Оленев улыбался. Он сидел не вплотную к камере — Даша видела его до пояса. Он был одет в чёрную футболку с неразборчивой надписью на английском языке. Волосы подстрижены — настолько коротко, что от лохматых кудрей ничего не осталось. Лицо, как Даше и представлялось, загорело до густой смуглоты. Глаза оставались в тени.

 — А почему ты не уехал в другой город? Тогда, три года назад. Мог бы перевестись в другую авиакомпанию и спокойно летать, если для тебя это так важно.

— Я не хотел уезжать. У меня мама в городе, и больше никаких родственников — я не мог оставить её одну. К тому же от слухов в нашей отрасли не убежишь, — он провёл пятернёй по стриженым волосам. — Да и нравится мне на севере, я скучаю, когда уезжаю надолго.

— Даже в Америке скучаешь?

— И в Америке тоже.

— А ты мне снился.

Губы Оленева медленно растянулись в улыбке. Он изменился. С тех пор, как Федя Стародубцев подал рапорт на увольнение, Оленев не только бросил пить, он весь как-то подобрался, похудел, помолодел.
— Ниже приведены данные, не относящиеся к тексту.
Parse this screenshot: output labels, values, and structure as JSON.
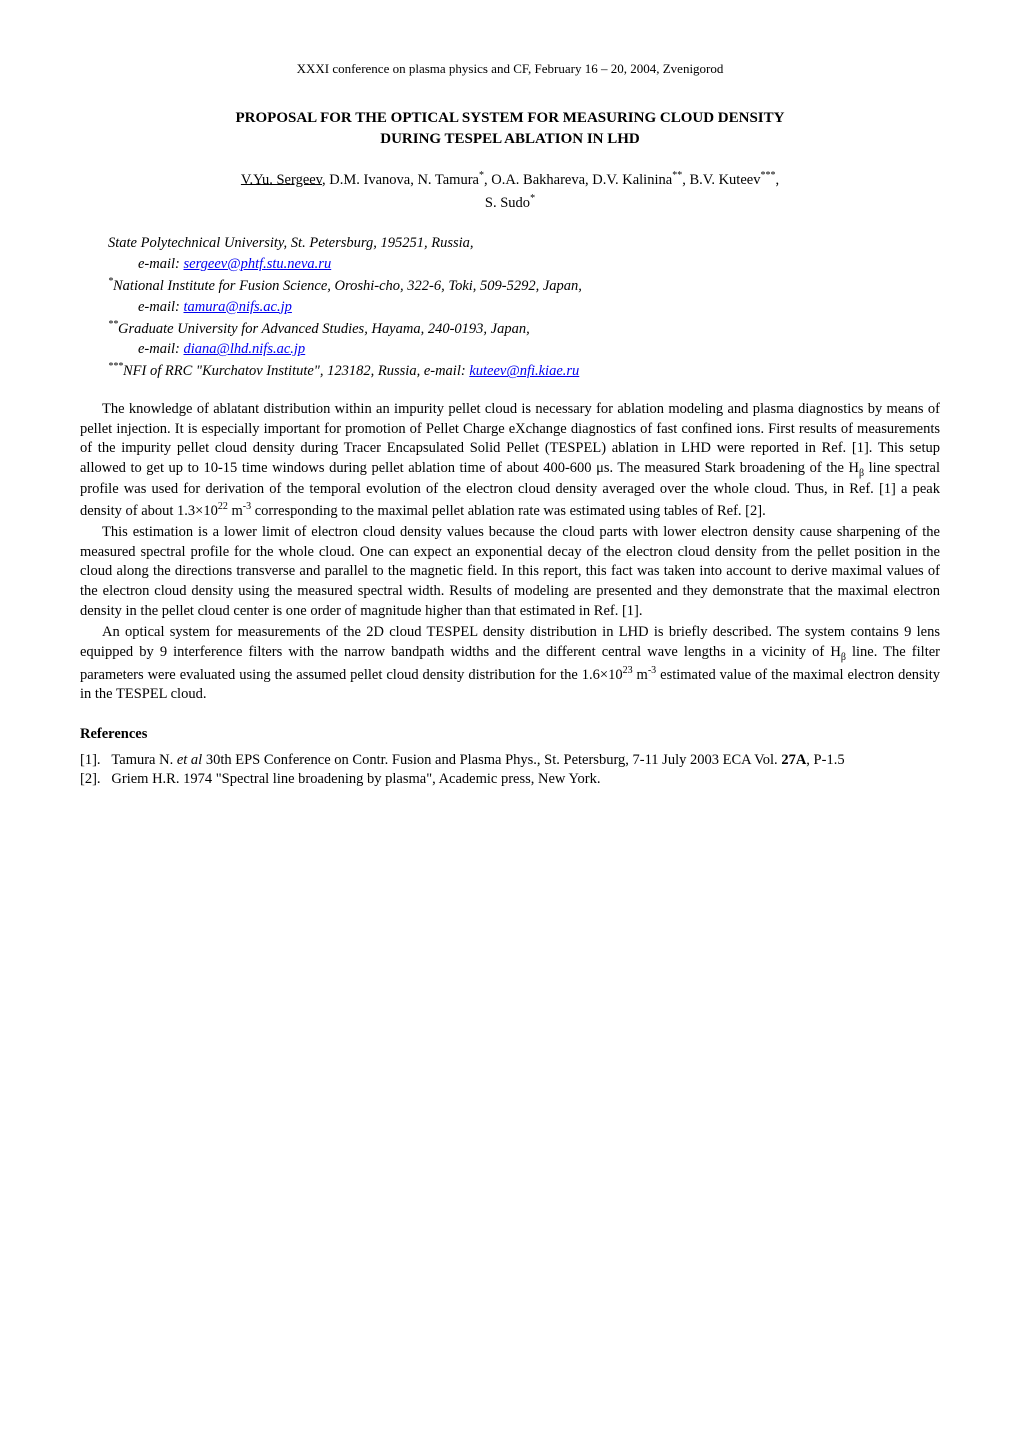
{
  "header": "XXXI conference on plasma physics and CF, February 16 – 20, 2004, Zvenigorod",
  "title_line1": "PROPOSAL FOR THE OPTICAL SYSTEM FOR MEASURING CLOUD DENSITY",
  "title_line2": "DURING TESPEL ABLATION IN LHD",
  "authors": {
    "underlined": "V.Yu. Sergeev",
    "after_underlined": ", D.M. Ivanova, N. Tamura",
    "sup1": "*",
    "seg2": ", O.A. Bakhareva, D.V. Kalinina",
    "sup2": "**",
    "seg3": ", B.V. Kuteev",
    "sup3": "***",
    "seg4": ",",
    "line2": "S. Sudo",
    "sup4": "*"
  },
  "affil": {
    "a0_line": "State Polytechnical University, St. Petersburg, 195251, Russia,",
    "a0_email_label": "e-mail: ",
    "a0_email": "sergeev@phtf.stu.neva.ru",
    "a1_sup": "*",
    "a1_line": "National Institute for Fusion Science, Oroshi-cho, 322-6, Toki, 509-5292, Japan,",
    "a1_email_label": "e-mail: ",
    "a1_email": "tamura@nifs.ac.jp",
    "a2_sup": "**",
    "a2_line": "Graduate University for Advanced Studies, Hayama, 240-0193, Japan,",
    "a2_email_label": "e-mail: ",
    "a2_email": "diana@lhd.nifs.ac.jp",
    "a3_sup": "***",
    "a3_line": "NFI of RRC \"Kurchatov Institute\", 123182, Russia, e-mail: ",
    "a3_email": "kuteev@nfi.kiae.ru"
  },
  "para1": {
    "s1": "The knowledge of ablatant distribution within an impurity pellet cloud is necessary for ablation modeling and plasma diagnostics by means of pellet injection. It is especially important for promotion of Pellet Charge eXchange diagnostics of fast confined ions. First results of measurements of the impurity pellet cloud density during Tracer Encapsulated Solid Pellet (TESPEL) ablation in LHD were reported in Ref. [1]. This setup allowed to get up to 10-15 time windows during pellet ablation time of about 400-600 μs. The measured Stark broadening of the H",
    "sub1": "β",
    "s2": " line spectral profile was used for derivation of the temporal evolution of the electron cloud density averaged over the whole cloud. Thus, in Ref. [1] a peak density of about 1.3×10",
    "sup1": "22",
    "s3": " m",
    "sup2": "-3",
    "s4": " corresponding to the maximal pellet ablation rate was estimated using tables of Ref. [2]."
  },
  "para2": "This estimation is a lower limit of electron cloud density values because the cloud parts with lower electron density cause sharpening of the measured spectral profile for the whole cloud. One can expect an exponential decay of the electron cloud density from the pellet position in the cloud along the directions transverse and parallel to the magnetic field. In this report, this fact was taken into account to derive maximal values of the electron cloud density using the measured spectral width. Results of modeling are presented and they demonstrate that the maximal electron density in the pellet cloud center is one order of magnitude higher than that estimated in Ref. [1].",
  "para3": {
    "s1": "An optical system for measurements of the 2D cloud TESPEL density distribution in LHD is briefly described. The system contains 9 lens equipped by 9 interference filters with the narrow bandpath widths and the different central wave lengths in a vicinity of H",
    "sub1": "β",
    "s2": " line. The filter parameters were evaluated using the assumed pellet cloud density distribution for the 1.6×10",
    "sup1": "23",
    "s3": " m",
    "sup2": "-3",
    "s4": " estimated value of the maximal electron density in the TESPEL cloud."
  },
  "references_heading": "References",
  "ref1": {
    "num": "[1].",
    "pre": "Tamura N. ",
    "ital": "et al",
    "seg2": " 30th EPS Conference on Contr. Fusion and Plasma Phys., St. Petersburg, 7-11 July 2003 ECA Vol. ",
    "bold": "27A",
    "seg3": ", P-1.5"
  },
  "ref2": {
    "num": "[2].",
    "text": "Griem H.R. 1974 \"Spectral line broadening by plasma\", Academic press, New York."
  }
}
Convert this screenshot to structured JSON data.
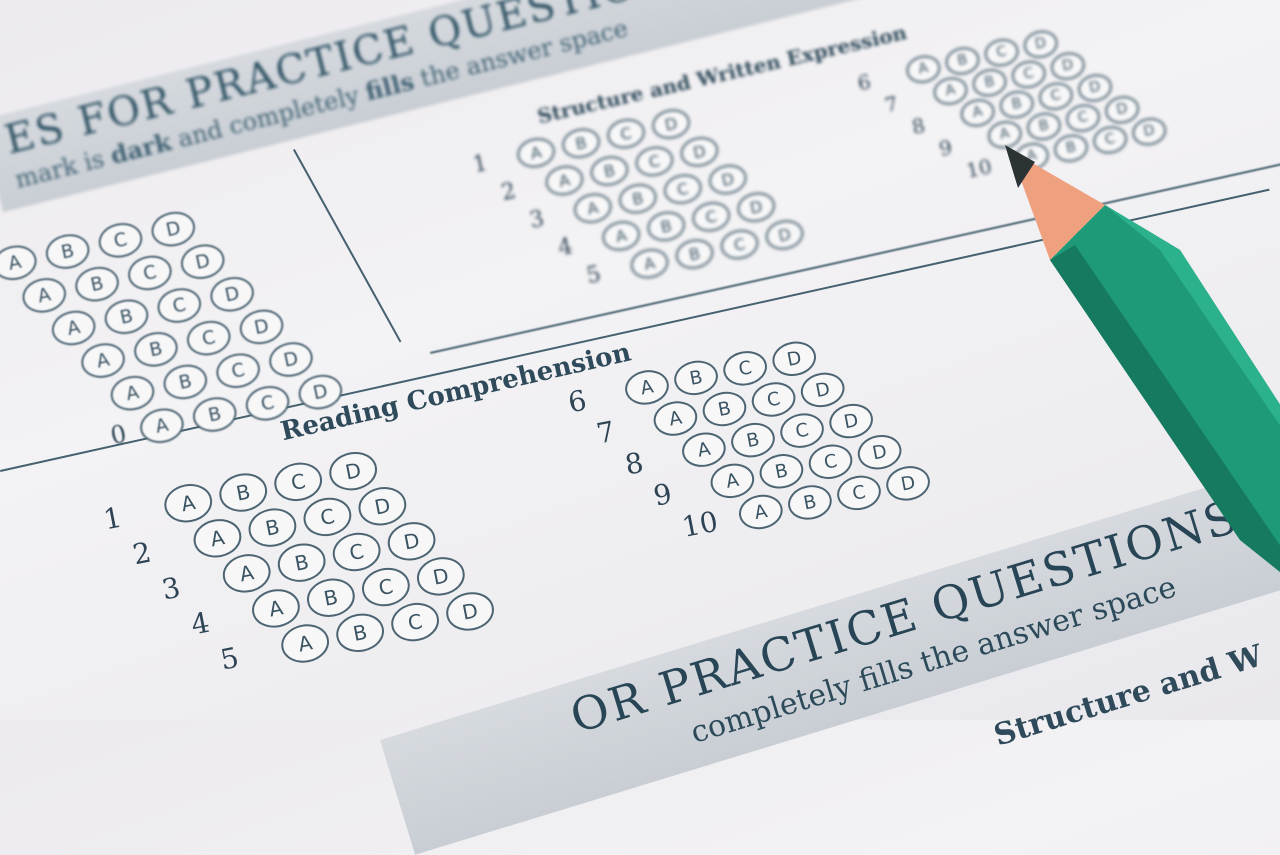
{
  "sheet": {
    "top_banner": {
      "title": "ES FOR PRACTICE QUESTIONS—LE",
      "instruction_parts": [
        "mark is ",
        "dark",
        " and completely ",
        "fills",
        " the answer space"
      ]
    },
    "structure_section": {
      "heading": "Structure and Written Expression",
      "grid_a": {
        "numbers": [
          "1",
          "2",
          "3",
          "4",
          "5"
        ]
      },
      "grid_b": {
        "numbers": [
          "6",
          "7",
          "8",
          "9",
          "10"
        ]
      }
    },
    "left_section": {
      "numbers": [
        "",
        "",
        "",
        "",
        "",
        "0"
      ]
    },
    "reading_section": {
      "heading": "Reading Comprehension",
      "grid_a": {
        "numbers": [
          "1",
          "2",
          "3",
          "4",
          "5"
        ]
      },
      "grid_b": {
        "numbers": [
          "6",
          "7",
          "8",
          "9",
          "10"
        ]
      }
    },
    "options": [
      "A",
      "B",
      "C",
      "D"
    ],
    "bottom_banner": {
      "title": "OR PRACTICE QUESTIONS—LEV",
      "instruction": "completely fills the answer space",
      "subheading": "Structure and W"
    }
  },
  "colors": {
    "ink": "#2f4a5a",
    "band": "#cdd2d8",
    "pencil_green": "#1f9a78",
    "pencil_wood": "#f0a27e"
  }
}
А сейчас, с новой короткой стрижкой и свежим загаром, он выглядел моложе своих тридцати четырёх лет. Даша откровенно им любовалась. Он всегда ей нравился внешне, но теперь он стал по-настоящему привлекательным. Если бы она была журналистом, то поместила бы на обложку портрет Оленева, а не смазливое лицо Стародубцева.